According to a letter acquired and quoted by the FT, Ms Furse warned that Mr Browder's ban "could have a negative impact on Russia's image as a country that welcomes foreign investment, and on the ability of Russian companies to raise capital outside Russia".
"If the single largest investor in the Russian market can be arbitrarily denied entry into the country, that would send a very negative signal to other parties seeking to invest in Russian companies," she added.
The extraordinary letter from Ms Furse is the latest part of a campaign pushing for Mr Browder's ban to be lifted.
UK foreign secretary Jack Straw and Russian investors groups have also lobbied senior Russian figures about his case.

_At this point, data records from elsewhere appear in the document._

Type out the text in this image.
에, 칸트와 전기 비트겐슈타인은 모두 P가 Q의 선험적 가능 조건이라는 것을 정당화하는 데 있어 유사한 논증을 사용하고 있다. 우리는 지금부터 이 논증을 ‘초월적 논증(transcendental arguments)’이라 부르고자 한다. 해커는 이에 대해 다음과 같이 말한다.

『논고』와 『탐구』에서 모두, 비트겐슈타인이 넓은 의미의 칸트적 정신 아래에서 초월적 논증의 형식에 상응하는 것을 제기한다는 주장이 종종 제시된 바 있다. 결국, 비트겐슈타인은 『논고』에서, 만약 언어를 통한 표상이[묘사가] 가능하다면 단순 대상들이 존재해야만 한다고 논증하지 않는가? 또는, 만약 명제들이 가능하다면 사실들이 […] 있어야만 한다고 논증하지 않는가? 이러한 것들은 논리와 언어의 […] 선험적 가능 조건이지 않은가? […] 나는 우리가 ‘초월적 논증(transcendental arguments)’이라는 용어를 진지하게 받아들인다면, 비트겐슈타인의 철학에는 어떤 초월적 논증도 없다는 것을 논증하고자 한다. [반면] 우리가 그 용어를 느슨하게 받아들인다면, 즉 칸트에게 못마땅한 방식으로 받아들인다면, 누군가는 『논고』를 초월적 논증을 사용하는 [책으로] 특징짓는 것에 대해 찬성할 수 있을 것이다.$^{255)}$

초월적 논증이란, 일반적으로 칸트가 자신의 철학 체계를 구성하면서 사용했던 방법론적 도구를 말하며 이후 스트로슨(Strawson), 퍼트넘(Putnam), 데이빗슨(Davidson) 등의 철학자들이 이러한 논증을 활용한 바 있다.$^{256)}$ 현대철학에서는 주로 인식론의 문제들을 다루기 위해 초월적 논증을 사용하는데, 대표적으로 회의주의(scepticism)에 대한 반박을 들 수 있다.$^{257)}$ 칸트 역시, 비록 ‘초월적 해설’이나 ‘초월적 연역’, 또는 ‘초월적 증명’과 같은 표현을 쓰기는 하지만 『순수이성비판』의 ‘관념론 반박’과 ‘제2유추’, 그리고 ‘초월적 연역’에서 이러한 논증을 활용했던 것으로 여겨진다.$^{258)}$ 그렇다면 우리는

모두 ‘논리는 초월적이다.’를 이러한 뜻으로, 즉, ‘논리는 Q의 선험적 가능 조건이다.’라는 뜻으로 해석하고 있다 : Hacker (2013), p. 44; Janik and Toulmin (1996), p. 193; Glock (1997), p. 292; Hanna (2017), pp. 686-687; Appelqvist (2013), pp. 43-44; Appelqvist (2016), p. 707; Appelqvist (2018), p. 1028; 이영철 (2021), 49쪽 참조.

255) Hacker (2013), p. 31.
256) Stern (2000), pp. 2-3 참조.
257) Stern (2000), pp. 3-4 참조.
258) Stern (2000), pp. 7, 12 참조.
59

In a statement the LSE said that it "corresponds with legislators, regulators and other official representatives of the many countries whose companies choose to list on our markets".
"Notwithstanding the publication in today's FT of a letter sent to the Russian Federation, we consider the matter to be a private one on an area of mutual interest," it added.
Mr Browder controls $4bn (£3.2bn) in his Hermitage equity investment fund.
Earlier this week he said he had not been given a reason for his ban, but suggested it may be because he had been critical of poor corporate governance within Russian firms.
Mr Browder has had a reputation for being a staunch defendant of Vladimir Putin's Kremlin, and had defended the government's actions in imprisoning former oligarch Mikhail Khodorkovsky.
The news also comes at a time when Russian companies are on the acquisition trail in Europe.
On Tuesday, gas monopoly Gazprom announced it was looking for takeover targets - admitting that British Gas owner Centrica was on its "watch list".